…hotels with low occupancy might be eligible 

Thukten Zangpo  

Financial institutions (FIs) are likely to offer loan deferment from six months to one year to the borrowers facing genuine financial hardships after the current loan deferment period ends on June 30 this year.

However, the deferments will be granted by individual FIs based on a thorough client assessment on a case-by-case basis.

The Royal Monetary Authority previously had set loan assessment criteria, which individual banks used to develop their own procedures.

The banks have already notified the borrowers about the deferment process so that they can submit requests for deferment eligibility.

A banker said that the assessment would be strict and consider factors such as borrowers’ income, occupancy, and overall business performance. 

For construction loans, occupancy rates for hotels, rental income, location for buildings, and other sources of income will be considered during the assessment.

“Borrowers with demonstrably not adequate or reduced income can apply for deferral from six months to one year. Hotels, particularly those with low occupancy rates, are likely to be considered for deferment,” the banker added.

Another banker said that most of the loan deferrals so far were provided to the hotel businesses that were significantly affected by the Covid-19 pandemic.

“The occupancy rate of 35 percent and above would be considered serviceable; below 35 percent would require loan deferment,” he said, adding that most of the hotels three star and below could face problems.

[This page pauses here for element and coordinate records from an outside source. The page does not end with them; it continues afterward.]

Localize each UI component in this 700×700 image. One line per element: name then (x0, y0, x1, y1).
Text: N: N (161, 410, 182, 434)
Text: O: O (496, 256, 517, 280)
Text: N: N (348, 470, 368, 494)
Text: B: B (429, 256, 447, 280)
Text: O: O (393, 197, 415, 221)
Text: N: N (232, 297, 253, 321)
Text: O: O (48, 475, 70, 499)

Monthly occupancy rate would be assessed for hotels; quarterly if the hotel business is working well.

In the manufacturing and industry, despite improving production and exports, the banks will assess loan status on a case-by-case basis. Location, however, could play a significant role. 

Similarly, assessments will be conducted on a case-by-case basis for retail and trade. 

Contracts facing delays with government payments could also receive loan deferment. 

A banker said that the FIs are actively refining assessment tools to ensure that borrowers have the capacity to repay after the deferment period. 

Discouraging loan deferment, a banker said that previously, interest accumulated during the initial Covid-19 deferment period was parked in a fixed equated installment facility account, allowing borrowers to repay it over ten years. 

However, interest accumulated for deferrals granted after June 2024 should be paid immediately or will be added to the loan principal, resulting in higher EMIs.

Out of 149, 065 loan accounts that amount to Nu 215.88 billion with FIs, 12, 941 accounts, amounting to Nu 56.5 billion have been deferred until June this year.